In Corporea Mente raccoglie una serie di lavori che trae origine da una ricerca attorno al “corpo immaginato”.
Il nostro cervello, pur essendo preposto al controllo e al coordinamento di tutte le funzioni organiche, non conosca né la sua forma, né quella degli altri organi che governa.
Del resto, mi hanno sempre molto affascinata le antiche tavole illustrate di anatomia dove il corpo rappresentato è ancora frutto di una fervida immaginazione.

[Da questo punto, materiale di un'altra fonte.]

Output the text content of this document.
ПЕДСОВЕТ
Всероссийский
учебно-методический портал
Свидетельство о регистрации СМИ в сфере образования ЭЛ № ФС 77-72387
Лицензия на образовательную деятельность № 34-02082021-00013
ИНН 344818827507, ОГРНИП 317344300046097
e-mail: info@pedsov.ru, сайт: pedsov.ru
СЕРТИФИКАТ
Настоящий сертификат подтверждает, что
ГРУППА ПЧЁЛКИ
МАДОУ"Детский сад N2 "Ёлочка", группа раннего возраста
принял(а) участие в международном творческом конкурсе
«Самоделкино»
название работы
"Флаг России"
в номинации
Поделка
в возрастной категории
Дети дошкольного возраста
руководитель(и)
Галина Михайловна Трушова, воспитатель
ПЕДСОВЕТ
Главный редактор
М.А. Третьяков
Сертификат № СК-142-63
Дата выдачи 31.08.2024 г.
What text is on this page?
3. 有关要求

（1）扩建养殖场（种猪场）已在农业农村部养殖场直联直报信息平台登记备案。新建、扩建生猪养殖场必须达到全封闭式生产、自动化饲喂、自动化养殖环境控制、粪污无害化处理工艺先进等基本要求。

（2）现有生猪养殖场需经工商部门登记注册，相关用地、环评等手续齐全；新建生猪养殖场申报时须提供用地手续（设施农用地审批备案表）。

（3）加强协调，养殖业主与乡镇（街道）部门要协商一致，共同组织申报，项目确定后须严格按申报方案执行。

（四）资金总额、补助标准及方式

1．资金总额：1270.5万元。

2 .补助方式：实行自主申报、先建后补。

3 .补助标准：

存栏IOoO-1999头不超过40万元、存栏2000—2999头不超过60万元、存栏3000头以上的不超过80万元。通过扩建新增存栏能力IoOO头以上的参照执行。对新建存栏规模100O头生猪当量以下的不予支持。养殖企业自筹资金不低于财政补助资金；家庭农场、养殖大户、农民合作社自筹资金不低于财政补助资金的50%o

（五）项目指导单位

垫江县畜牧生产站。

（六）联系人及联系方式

Da piccola pensavo che lo stomaco fosse in plastica e in metallo come gli elettrodomestici che vedevo usare da mia madre e fu enorme lo stupore quando appresi la sua forma reale e la sua consistenza. Questo stupore viene trasmesso da In Corporea Mente dove si crea un’intrinseca relazione tra le forme umane e quelle vegetali, tra le arterie e le radici, tra i petali e la carne.
Le Ninfee sono videosculture in perspex bianco e ferro che contengono piccoli monitor sui quali scorrono immagini azzurrate di angiografie che, attraverso i loro flussi, si gonfiano in tante ramificazioni come radici protese verso il cielo.
Le Vergini, sagome in metallo nero che ricalcano la forma di arti inferiori umani e bacini muliebri, raccolgono nel grembo una lastra di alabastro dietro alla quale scorrono, in uno schermo, immagini tratte dall’apparato genitale femminile.
Amenti di vertebre sono sculture in ferro con la forma di vertebre che hanno al loro interno un’anima di alabastro sulla quale è serigrafata un’immagine tratta dalle antiche illustrazioni del Settecento che rappresentano sezioni del midollo spinale.
Infiorescenza Temporale è una struttura metallica che riproduce le ossa craniche attraverso cui è possibile scorgere la parte anatomica sottostante.